There are other ways for Syrian-Americans to help out from afar, like frequent fundraisers for humanitarian assistance.
“Consistently, these fundraisers have all raised over a million dollars,” said Lena Masri, a Syrian-American attorney with the Council on American-Islamic Relations of Michigan.
One thing southeast Michigan’s Syrian community doesn’t lack is money. And they’ve raised millions upon millions of dollars in relief funds over the last two years, with the vast majority going to help the refugees in camps that have sprung up around Syria’s borders.
Masri said what they do lack is manpower — especially to help refugees who have ended up in the U.S. She’s taken on dozens of refugee cases, for those claiming political asylum and also what’s known as “temporary protected status” (TPS).
Masri said the community isn’t seeing a truly overwhelming number of Syrian refugees — yet. But there are some, and she has personally taken on dozens of cases.
Masri said an informal network of support has popped up to support refugees here. She’s seen applications showing that many receive money, housing and other support from Syrian-Americans.
“They’ve consistently been able to list others who have provided financial support from shelter to utilities to, you know every day expenses,” Masri said. “And these are people who don’t necessarily know each other.”
“A generation of refugees receiving another generation of refugees”
That kind of generosity, even from strangers, is something Dr. Adnan Hamad has seen again and again.

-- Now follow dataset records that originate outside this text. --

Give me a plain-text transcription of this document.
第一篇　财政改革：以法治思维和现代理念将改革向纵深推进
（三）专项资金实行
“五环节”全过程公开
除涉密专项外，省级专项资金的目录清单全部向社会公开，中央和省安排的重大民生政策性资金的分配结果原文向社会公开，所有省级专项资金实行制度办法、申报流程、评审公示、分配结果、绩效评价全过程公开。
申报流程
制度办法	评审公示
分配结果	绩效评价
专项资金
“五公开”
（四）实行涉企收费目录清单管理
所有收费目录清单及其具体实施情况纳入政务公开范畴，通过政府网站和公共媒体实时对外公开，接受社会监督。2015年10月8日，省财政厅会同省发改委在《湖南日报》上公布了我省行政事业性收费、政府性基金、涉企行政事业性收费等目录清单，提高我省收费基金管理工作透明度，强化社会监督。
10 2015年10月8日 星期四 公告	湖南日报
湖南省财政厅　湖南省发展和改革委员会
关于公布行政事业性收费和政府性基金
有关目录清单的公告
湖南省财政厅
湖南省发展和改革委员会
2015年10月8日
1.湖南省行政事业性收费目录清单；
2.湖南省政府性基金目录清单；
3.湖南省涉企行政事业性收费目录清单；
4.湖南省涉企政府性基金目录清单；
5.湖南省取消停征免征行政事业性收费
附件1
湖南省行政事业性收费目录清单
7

He works for Arab-American Center for Economic and Social Services (ACCESS) in Dearborn.
Over the course of decades, Hamad has seen waves of refugees from the Middle East — Lebanese, Iraqis, and now increasingly Syrians — arrive in Metro Detroit. He said that absorbing these refugees is almost second nature to Detroit’s large Arab-American community.
“This community is about a generation of immigrants receiving a second generation of immigrants,” Hamad said. “A generation of refugees receiving another influx of refugees.”
These networks of support are impressive, but not all is rosy. The civil conflict in Syria has split Detroit’s Syrian community. There are rebel supporters like the protesters above, but there’s also a pro-Assad faction. The conflict has ended friendships and split families.
But Hamad is confident the larger Arab-American community will pull together to support displaced Syrians.
“I think the community is going to be more helpful to the Syrian refugees than any other influx of refugees that we have received in the past,” he said.
And Hamad, once a Palestinian refugee himself, has seen a number of families arrive in Michigan traumatized, penniless and friendless. And he says within a few years, many have re-built their lives to the point where they’re the ones contributing the most to the next wave of refugees.